Dans la nuit du 2 mars 2026, les habitants du bastion du Hezbollah dans la banlieue sud de Beyrouth ont été pris de panique face aux frappes israéliennes. Hassan, un propriétaire de café, a fui avec sa femme et sa fille, rejoignant l’exode de centaines de familles terrorisées par la violence soudaine.
EN BREF
- Des frappes israéliennes massives ont touché la banlieue sud de Beyrouth.
- Au moins 31 personnes ont été tuées et 149 blessées en raison des bombardements.
- Les habitants fuient en pleine nuit, cherchant désespérément refuge.
Ce mois de Ramadan, qui aurait dû être consacré à la célébration et à la paix, s’est transformé en un cauchemar pour de nombreuses familles. « J’étais au café quand j’ai entendu les bombardements, j’ai couru à la maison prendre ma femme et ma fille pour les emmener vers la montagne », raconte Hassan. La précipitation de leur départ a été telle qu’ils n’ont pu emporter ni vêtements ni nourriture.
Les bombardements ont débuté alors que la nuit était encore profonde, accompagnés de tirs nourris destinés à alerter les habitants. Le chaos s’est installé sur les routes, avec des embouteillages interminables. « Nous avons mis plus de trois heures pour fuir », se souvient Hassan, qui se trouvait à proximité d’un café populaire de la région.
Les souvenirs de la dernière guerre entre le Hezbollah et Israël, qui a eu lieu d’octobre 2023 à novembre 2024, hantent encore la population. Cette guerre avait déjà causé de lourdes destructions dans les bastions du Hezbollah, laissant des cicatrices profondes au sein de la communauté. Les récentes frappes israéliennes, en réponse à une attaque du Hezbollah visant à venger la mort de l’ayatollah Ali Khamenei, ont ravivé ces souvenirs douloureux.

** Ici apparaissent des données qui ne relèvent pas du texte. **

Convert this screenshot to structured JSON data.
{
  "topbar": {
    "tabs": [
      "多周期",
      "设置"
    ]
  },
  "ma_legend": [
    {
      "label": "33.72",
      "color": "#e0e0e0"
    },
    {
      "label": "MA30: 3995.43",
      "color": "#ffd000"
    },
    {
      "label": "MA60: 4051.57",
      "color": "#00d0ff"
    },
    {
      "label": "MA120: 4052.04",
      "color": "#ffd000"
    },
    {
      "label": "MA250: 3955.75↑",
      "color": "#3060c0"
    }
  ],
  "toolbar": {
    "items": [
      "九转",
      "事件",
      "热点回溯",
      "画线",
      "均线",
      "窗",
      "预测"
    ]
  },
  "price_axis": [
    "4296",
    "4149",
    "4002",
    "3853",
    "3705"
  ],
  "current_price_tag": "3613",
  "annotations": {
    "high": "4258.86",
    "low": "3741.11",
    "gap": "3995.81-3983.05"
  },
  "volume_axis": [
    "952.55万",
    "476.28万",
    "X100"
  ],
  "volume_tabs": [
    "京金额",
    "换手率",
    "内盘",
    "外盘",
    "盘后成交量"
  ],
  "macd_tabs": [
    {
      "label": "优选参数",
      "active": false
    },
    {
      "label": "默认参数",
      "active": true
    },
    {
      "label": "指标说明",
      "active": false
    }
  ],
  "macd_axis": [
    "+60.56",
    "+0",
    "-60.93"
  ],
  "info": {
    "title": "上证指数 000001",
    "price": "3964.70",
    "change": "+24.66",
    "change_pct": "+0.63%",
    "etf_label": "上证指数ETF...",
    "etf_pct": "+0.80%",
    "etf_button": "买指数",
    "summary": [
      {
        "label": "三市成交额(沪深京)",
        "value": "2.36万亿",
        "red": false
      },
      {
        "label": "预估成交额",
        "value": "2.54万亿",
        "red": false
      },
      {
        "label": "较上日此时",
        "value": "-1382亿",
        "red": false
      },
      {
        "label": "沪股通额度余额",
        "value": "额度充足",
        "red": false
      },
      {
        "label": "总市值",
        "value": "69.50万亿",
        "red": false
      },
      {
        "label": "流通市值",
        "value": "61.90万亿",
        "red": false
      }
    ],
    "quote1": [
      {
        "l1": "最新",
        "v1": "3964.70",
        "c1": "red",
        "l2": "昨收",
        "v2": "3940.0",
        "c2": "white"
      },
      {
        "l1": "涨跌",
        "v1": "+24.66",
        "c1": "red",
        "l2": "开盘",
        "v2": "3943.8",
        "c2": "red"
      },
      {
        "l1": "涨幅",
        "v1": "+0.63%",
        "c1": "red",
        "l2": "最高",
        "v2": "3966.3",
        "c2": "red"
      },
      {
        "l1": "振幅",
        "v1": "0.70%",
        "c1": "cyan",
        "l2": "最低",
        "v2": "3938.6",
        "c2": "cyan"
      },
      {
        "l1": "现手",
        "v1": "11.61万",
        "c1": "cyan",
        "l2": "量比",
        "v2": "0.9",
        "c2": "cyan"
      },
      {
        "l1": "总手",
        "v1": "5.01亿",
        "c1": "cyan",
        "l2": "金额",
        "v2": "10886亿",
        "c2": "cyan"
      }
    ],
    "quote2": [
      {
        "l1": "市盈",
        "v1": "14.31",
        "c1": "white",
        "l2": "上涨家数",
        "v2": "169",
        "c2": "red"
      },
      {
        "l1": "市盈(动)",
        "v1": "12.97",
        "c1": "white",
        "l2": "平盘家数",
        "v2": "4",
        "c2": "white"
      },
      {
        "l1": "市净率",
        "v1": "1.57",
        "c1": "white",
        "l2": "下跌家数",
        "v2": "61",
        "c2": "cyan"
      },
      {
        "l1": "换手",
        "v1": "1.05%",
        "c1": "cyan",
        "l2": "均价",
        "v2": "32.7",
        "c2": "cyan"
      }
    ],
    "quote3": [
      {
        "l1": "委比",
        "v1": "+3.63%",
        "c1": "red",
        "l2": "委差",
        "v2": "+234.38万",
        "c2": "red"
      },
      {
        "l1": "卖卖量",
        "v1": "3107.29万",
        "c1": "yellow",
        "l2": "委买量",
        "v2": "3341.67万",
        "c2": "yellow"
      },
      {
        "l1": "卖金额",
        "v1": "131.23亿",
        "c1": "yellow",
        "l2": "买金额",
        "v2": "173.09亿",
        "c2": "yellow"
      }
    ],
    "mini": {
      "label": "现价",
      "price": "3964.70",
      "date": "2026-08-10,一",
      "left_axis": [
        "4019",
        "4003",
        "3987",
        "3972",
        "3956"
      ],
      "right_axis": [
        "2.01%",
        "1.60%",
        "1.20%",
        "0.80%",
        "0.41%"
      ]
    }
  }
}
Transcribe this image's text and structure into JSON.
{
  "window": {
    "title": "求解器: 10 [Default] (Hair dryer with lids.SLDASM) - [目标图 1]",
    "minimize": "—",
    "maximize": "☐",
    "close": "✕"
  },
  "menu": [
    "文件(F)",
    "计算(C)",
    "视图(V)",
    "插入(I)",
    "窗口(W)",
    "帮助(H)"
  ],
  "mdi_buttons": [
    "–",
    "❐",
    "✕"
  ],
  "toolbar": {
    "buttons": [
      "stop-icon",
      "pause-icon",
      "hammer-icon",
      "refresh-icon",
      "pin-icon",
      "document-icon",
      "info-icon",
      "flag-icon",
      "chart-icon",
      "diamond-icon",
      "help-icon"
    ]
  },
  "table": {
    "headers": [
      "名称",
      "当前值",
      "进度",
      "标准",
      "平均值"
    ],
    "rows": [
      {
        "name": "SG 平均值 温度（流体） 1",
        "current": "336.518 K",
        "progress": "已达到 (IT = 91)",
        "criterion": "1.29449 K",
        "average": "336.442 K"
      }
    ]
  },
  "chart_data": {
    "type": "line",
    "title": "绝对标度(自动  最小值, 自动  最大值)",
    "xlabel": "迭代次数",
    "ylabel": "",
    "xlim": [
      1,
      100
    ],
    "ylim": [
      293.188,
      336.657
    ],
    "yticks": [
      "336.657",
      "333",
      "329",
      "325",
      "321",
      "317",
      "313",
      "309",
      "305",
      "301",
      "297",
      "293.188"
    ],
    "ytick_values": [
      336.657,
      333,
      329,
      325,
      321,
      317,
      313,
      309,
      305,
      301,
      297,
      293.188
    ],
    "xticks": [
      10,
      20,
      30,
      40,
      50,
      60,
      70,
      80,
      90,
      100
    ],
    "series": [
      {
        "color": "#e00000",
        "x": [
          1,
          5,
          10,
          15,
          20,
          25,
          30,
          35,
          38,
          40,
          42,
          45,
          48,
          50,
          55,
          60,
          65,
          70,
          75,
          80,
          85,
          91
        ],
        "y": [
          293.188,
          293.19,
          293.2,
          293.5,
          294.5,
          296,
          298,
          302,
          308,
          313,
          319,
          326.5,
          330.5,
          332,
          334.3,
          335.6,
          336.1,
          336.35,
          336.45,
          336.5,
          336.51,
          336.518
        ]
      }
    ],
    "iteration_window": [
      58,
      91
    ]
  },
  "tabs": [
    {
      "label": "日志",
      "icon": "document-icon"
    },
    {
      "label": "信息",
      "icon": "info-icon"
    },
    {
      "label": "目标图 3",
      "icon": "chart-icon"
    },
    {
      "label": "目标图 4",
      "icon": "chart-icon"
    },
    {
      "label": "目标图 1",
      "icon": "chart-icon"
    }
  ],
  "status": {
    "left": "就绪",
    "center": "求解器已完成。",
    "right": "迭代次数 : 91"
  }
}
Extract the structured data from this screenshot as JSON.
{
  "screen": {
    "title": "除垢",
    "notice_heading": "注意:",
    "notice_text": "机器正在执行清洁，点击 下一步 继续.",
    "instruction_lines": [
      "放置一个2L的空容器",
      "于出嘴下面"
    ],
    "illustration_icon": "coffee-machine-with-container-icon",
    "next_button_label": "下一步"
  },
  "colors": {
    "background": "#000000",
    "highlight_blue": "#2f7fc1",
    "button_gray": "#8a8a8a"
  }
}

Les chiffres sont alarmants : selon le ministère libanais de la Santé, au moins 31 personnes ont perdu la vie et 149 autres ont été blessées lors des bombardements de ce lundi. Dans les rues de Saïda, la situation est tout aussi préoccupante, avec des centaines de voitures bloquées sur l’autoroute côtière, certaines transportant des matelas sur le toit, alors que le trafic est réduit à un seul sens : celui de Beyrouth.
Izdihar Yassine, une habitante du village de Qsaybé, témoigne : « Nous nous sommes réveillés au son des obus et avons fui sans rien emporter. » Son traitement contre le cancer a dû être interrompu à cause de l’urgence de la situation. La détresse est palpable, et la peur d’une nouvelle guerre s’est installée.
Les autorités libanaises ont réagi en diffusant des informations sur des centres d’accueil dans des écoles à Beyrouth, dans le sud et dans les montagnes, afin de soutenir les déplacés. Ahmad Choumar, un autre habitant de la région, décrit sa fuite : « Ils ont bombardé un premier bâtiment près de notre maison. Alors que je passais, les pierres sont tombées sur notre voiture. » Son fils a été blessé, renforçant le sentiment d’angoisse qui règne actuellement.
Dans cette atmosphère de désespoir, de nombreux habitants se sentent pris au piège. Un homme, qui préfère rester anonyme, évoque des heures passées bloqué sur l’autoroute, exprimant un sentiment de désolation : « On ne vit dans ce pays que pour les souffrances et les épreuves. » Ce cri du cœur résume la réalité difficile à laquelle sont confrontés les Libanais.
Hassan, quant à lui, a tenté de retourner dans son appartement, où des bâtiments détruits par la précédente guerre n’ont toujours pas été reconstruits. « Personne ne sait ce qui nous attend », souligne-t-il, une phrase qui résume l’incertitude et l’angoisse d’un peuple qui endure encore une fois les affres de la guerre.